Il secondo capitolo ripercorre gesti e parole d’amore di Cristo, mentre nel terzo, “Questo è il cuore che ha tanto amato”, spiegando come la Chiesa abbia meditato “sul santo mistero del Cuore del Signore”, il papa sottolinea che “la devozione al Cuore di Cristo è essenziale per la nostra vita cristiana in quanto significa l’apertura piena di fede e di adorazione al mistero dell’amore divino e umano del Signore, tanto che possiamo affermare ancora una volta che il Sacro Cuore è una sintesi del Vangelo”. Ecco così l’invito a rinnovare la devozione al Cuore di Cristo, per contrastare “nuove manifestazioni di una spiritualità senza carne che si moltiplicano nella società”.

Rivolto alla Chiesa, il papa dice che davanti a “comunità e pastori concentrati solo su attività esterne, riforme strutturali prive di Vangelo, organizzazioni ossessive, progetti mondani, riflessioni secolarizzate, su varie proposte presentate come requisiti che a volte si pretende di imporre a tutti” è necessario tornare alla “sintesi incarnata del Vangelo”

Negli ultimi due capitoli, Francesco illustra i due aspetti che “la devozione al Sacro Cuore dovrebbe tenere uniti per continuare a nutrirci e ad avvicinarci al Vangelo”. Da un lato “l’esperienza spirituale personale”, dall’altro “l’impegno comunitario e missionario”.

Nel capitolo intitolato “L’amore che dà da bere” Francesco, proponendo i riferimenti al Cuore di Gesù contenuti nelle Sacre Scritture, ricorda che i Padri della Chiesa hanno menzionato “la ferita del costato di Gesù come origine dell’acqua dello Spirito”. Tra loro spicca sant’Agostino, che “ha aperto la strada alla devozione al Sacro Cuore come luogo di incontro personale con il Signore”. Lungo l’elenco dei devoti illustri: san Francesco di Sales, santa Margherita Maria Alacoque, santa Teresa di Lisieux, santa Faustina Kowalska, san Giovanni Paolo II.

L’ultimo capitolo, “Amore per amore”, si concentra sulla dimensione comunitaria, sociale e missionaria della devozione al Cuore di Cristo: essa infatti nel momento stesso in cui “ci conduce al Padre, ci invia ai fratelli”. Non dobbiamo dimenticare che l’amore per i fratelli è il “gesto più grande che possiamo offrirgli per ricambiare amore per amore”, come ha testimoniato, tra gli altri, san Charles de Foucauld.

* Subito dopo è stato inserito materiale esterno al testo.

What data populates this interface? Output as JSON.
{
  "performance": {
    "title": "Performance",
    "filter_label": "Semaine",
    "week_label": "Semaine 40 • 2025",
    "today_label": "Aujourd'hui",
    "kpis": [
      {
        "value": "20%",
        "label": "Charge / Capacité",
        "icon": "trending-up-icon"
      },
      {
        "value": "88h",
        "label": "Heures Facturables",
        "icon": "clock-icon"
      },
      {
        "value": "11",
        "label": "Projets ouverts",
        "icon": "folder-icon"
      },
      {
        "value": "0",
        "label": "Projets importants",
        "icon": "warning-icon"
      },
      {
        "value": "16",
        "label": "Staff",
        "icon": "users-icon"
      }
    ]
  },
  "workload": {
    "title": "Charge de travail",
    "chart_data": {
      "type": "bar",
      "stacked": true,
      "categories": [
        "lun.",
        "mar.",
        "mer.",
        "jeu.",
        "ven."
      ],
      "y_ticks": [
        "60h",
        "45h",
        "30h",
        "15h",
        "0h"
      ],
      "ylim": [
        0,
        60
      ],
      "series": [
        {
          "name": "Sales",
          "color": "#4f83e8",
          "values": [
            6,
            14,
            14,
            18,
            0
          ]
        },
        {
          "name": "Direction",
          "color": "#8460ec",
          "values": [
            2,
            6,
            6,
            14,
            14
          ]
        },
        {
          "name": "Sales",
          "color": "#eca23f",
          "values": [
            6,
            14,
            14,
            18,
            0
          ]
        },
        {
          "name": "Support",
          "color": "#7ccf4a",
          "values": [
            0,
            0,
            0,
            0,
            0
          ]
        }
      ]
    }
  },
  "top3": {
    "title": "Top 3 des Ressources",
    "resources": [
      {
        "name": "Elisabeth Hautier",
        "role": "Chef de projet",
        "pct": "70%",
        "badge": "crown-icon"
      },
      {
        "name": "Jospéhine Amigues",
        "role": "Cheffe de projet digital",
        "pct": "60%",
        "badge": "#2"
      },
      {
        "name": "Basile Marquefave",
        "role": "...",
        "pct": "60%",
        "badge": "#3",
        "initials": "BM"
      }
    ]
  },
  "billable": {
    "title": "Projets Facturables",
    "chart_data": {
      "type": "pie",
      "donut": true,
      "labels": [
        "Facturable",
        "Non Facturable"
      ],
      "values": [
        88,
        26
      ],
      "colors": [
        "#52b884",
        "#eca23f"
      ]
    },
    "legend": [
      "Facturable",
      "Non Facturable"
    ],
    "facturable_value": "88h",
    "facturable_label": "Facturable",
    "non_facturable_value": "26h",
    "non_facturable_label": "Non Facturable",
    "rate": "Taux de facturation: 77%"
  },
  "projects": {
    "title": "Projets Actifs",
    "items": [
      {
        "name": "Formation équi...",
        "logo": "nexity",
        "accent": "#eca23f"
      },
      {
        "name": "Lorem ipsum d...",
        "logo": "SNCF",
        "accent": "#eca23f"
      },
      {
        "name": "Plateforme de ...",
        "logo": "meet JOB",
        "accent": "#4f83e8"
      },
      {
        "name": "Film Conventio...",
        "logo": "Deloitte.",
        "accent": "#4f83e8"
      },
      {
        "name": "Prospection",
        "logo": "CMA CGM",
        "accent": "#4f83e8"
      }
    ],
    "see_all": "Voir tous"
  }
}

Il testo si conclude con una preghiera di Francesco: “Prego il Signore Gesù che dal suo Cuore santo scorrano per tutti noi fiumi di acqua viva per guarire le ferite che ci infliggiamo, per rafforzare la nostra capacità di amare e servire, per spingerci a imparare a camminare insieme verso un mondo giusto, solidale e fraterno. Questo fino a quando celebreremo felicemente uniti il banchetto del Regno celeste. Lì ci sarà Cristo risorto, che armonizzerà tutte le nostre differenze con la luce che sgorga incessantemente dal suo Cuore aperto. Che sia sempre benedetto!”.

Francesco ricorda che il Cuore di Cristo ci aspetta incondizionatamente, senza richiedere prerequisiti. Attraverso il Sacro Cuore conosciamo l’amore che Dio ha per noi (1 Gv 4,16).

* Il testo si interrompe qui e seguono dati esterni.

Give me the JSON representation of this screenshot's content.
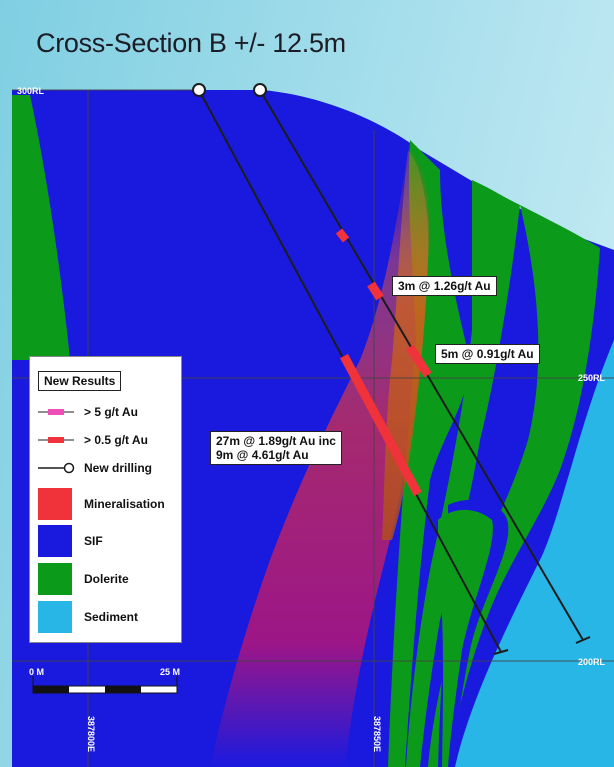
{
  "title": "Cross-Section B +/- 12.5m",
  "rl_labels": {
    "top": "300RL",
    "middle": "250RL",
    "bottom": "200RL"
  },
  "easting_labels": {
    "left": "387800E",
    "right": "387850E"
  },
  "callouts": {
    "c1": "3m @ 1.26g/t Au",
    "c2": "5m @ 0.91g/t Au",
    "c3_line1": "27m @ 1.89g/t Au inc",
    "c3_line2": "9m @ 4.61g/t Au"
  },
  "scale": {
    "left": "0 M",
    "right": "25 M"
  },
  "legend": {
    "title": "New Results",
    "items": [
      {
        "label": "> 5 g/t Au",
        "symbol": "pink-interval"
      },
      {
        "label": "> 0.5 g/t Au",
        "symbol": "red-interval"
      },
      {
        "label": "New drilling",
        "symbol": "drill-collar-line"
      },
      {
        "label": "Mineralisation",
        "color": "#f0323a"
      },
      {
        "label": "SIF",
        "color": "#1a1adf"
      },
      {
        "label": "Dolerite",
        "color": "#0c9a1b"
      },
      {
        "label": "Sediment",
        "color": "#27b6e6"
      }
    ]
  },
  "colors": {
    "sky": "#8fd5e6",
    "sif": "#1a1adf",
    "dolerite": "#0c9a1b",
    "sediment": "#27b6e6",
    "mineralisation": "#f0323a",
    "high_grade": "#ee4fb7",
    "drill": "#1c1c1c"
  }
}
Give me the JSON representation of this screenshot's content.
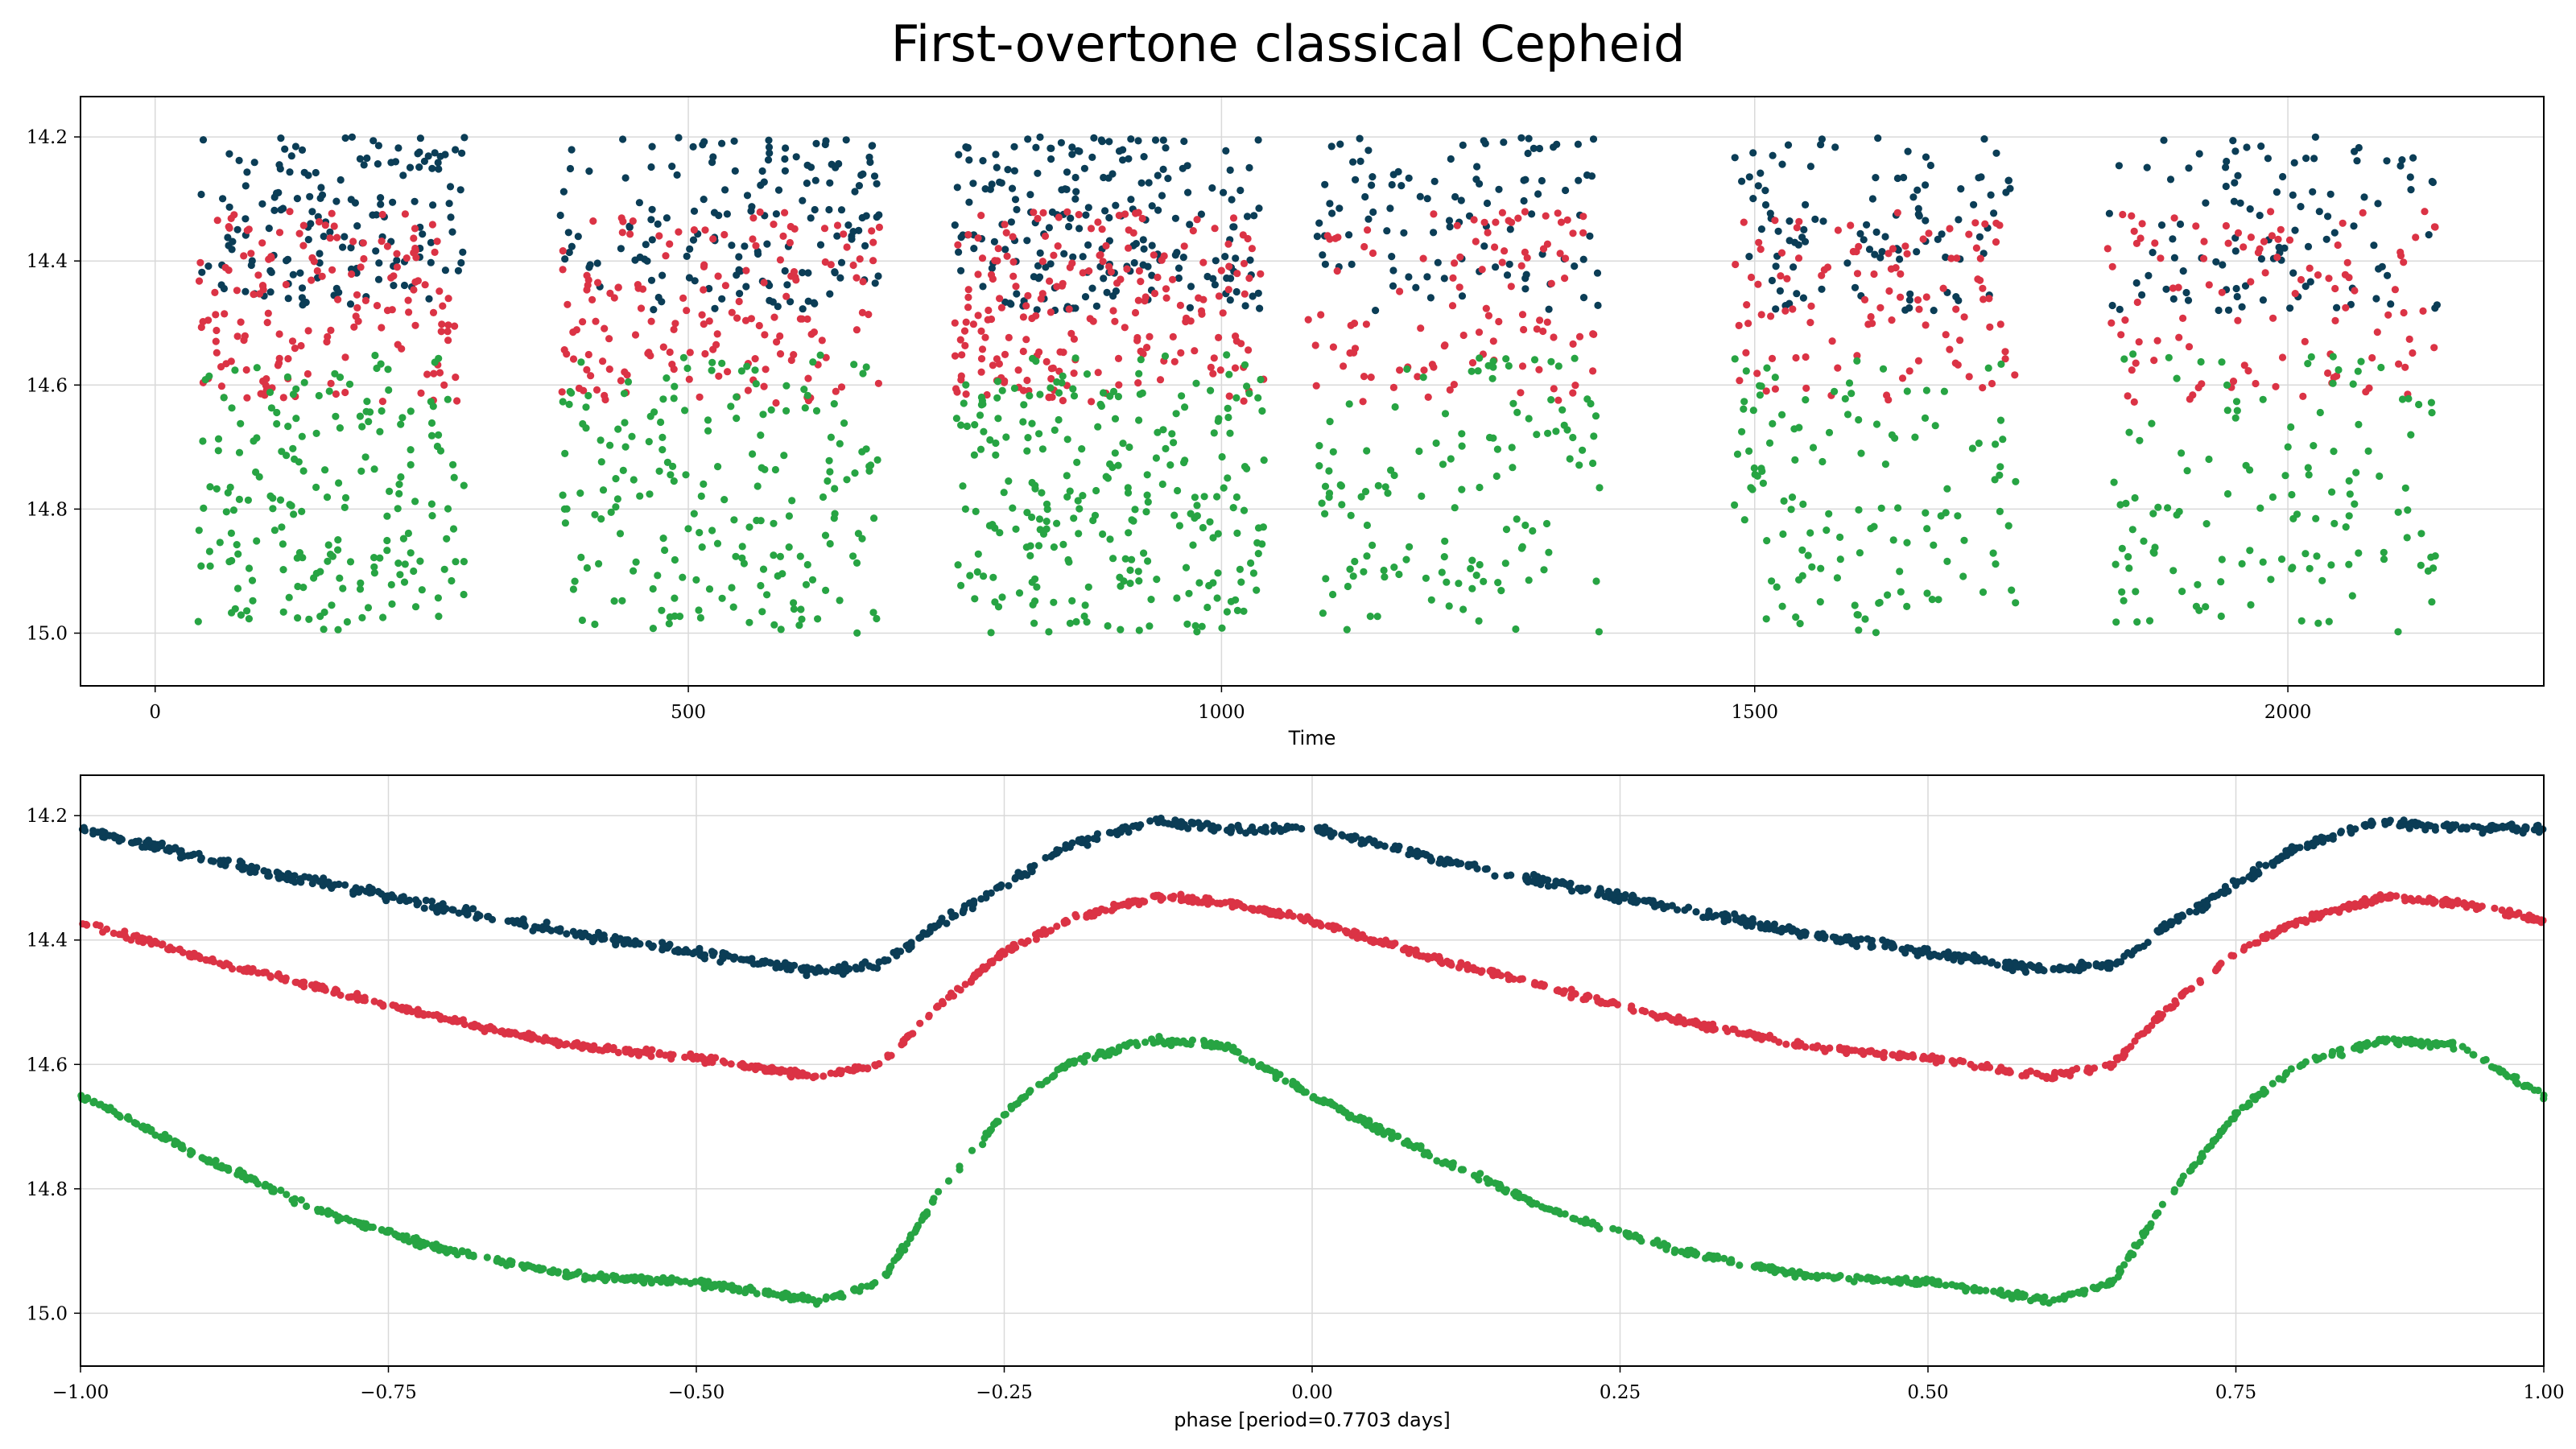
{
  "title": "First-overtone classical Cepheid",
  "colors": {
    "band_top": "#0b3d56",
    "band_mid": "#db3345",
    "band_bottom": "#27a443"
  },
  "chart_data": [
    {
      "type": "scatter",
      "xlabel": "Time",
      "ylabel": "",
      "xlim": [
        -70,
        2240
      ],
      "ylim": [
        15.085,
        14.135
      ],
      "y_inverted": true,
      "grid": true,
      "x_ticks": [
        "0",
        "500",
        "1000",
        "1500",
        "2000"
      ],
      "x_tick_values": [
        0,
        500,
        1000,
        1500,
        2000
      ],
      "y_ticks": [
        "14.2",
        "14.4",
        "14.6",
        "14.8",
        "15.0"
      ],
      "y_tick_values": [
        14.2,
        14.4,
        14.6,
        14.8,
        15.0
      ],
      "observing_seasons": [
        [
          40,
          290
        ],
        [
          380,
          680
        ],
        [
          750,
          1040
        ],
        [
          1080,
          1355
        ],
        [
          1480,
          1745
        ],
        [
          1830,
          2140
        ]
      ],
      "series": [
        {
          "color": "#0b3d56",
          "mag_range": [
            14.2,
            14.48
          ]
        },
        {
          "color": "#db3345",
          "mag_range": [
            14.32,
            14.63
          ]
        },
        {
          "color": "#27a443",
          "mag_range": [
            14.55,
            15.0
          ]
        }
      ]
    },
    {
      "type": "scatter",
      "xlabel": "phase [period=0.7703 days]",
      "ylabel": "",
      "xlim": [
        -1.0,
        1.0
      ],
      "ylim": [
        15.085,
        14.135
      ],
      "y_inverted": true,
      "grid": true,
      "period_days": 0.7703,
      "x_ticks": [
        "−1.00",
        "−0.75",
        "−0.50",
        "−0.25",
        "0.00",
        "0.25",
        "0.50",
        "0.75",
        "1.00"
      ],
      "x_tick_values": [
        -1.0,
        -0.75,
        -0.5,
        -0.25,
        0.0,
        0.25,
        0.5,
        0.75,
        1.0
      ],
      "y_ticks": [
        "14.2",
        "14.4",
        "14.6",
        "14.8",
        "15.0"
      ],
      "y_tick_values": [
        14.2,
        14.4,
        14.6,
        14.8,
        15.0
      ],
      "series": [
        {
          "color": "#0b3d56",
          "phase": [
            0.0,
            0.1,
            0.2,
            0.3,
            0.4,
            0.5,
            0.6,
            0.65,
            0.7,
            0.75,
            0.8,
            0.87,
            0.93,
            1.0
          ],
          "mag": [
            14.22,
            14.27,
            14.31,
            14.35,
            14.39,
            14.42,
            14.45,
            14.44,
            14.37,
            14.31,
            14.25,
            14.21,
            14.22,
            14.22
          ]
        },
        {
          "color": "#db3345",
          "phase": [
            0.0,
            0.1,
            0.2,
            0.3,
            0.4,
            0.5,
            0.6,
            0.65,
            0.7,
            0.75,
            0.8,
            0.87,
            0.93,
            1.0
          ],
          "mag": [
            14.37,
            14.43,
            14.48,
            14.53,
            14.57,
            14.59,
            14.62,
            14.6,
            14.5,
            14.42,
            14.37,
            14.33,
            14.34,
            14.37
          ]
        },
        {
          "color": "#27a443",
          "phase": [
            0.0,
            0.1,
            0.2,
            0.3,
            0.4,
            0.5,
            0.6,
            0.65,
            0.7,
            0.75,
            0.8,
            0.87,
            0.93,
            1.0
          ],
          "mag": [
            14.65,
            14.75,
            14.84,
            14.9,
            14.94,
            14.95,
            14.98,
            14.95,
            14.8,
            14.68,
            14.6,
            14.56,
            14.57,
            14.65
          ]
        }
      ]
    }
  ]
}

Non manca nella riflessione di Francesco una critica alla svalutazione del cuore nella filosofia contemporanea, che privilegia ragione e volontà. Sviluppando questa critica il testo rischia di scivolare a tratti in forme di sentimentalismo, ma certamente apprezzabile è un’enciclica finalmente centrata su Gesù. Con questo documento Francesco è tornato al Cuore.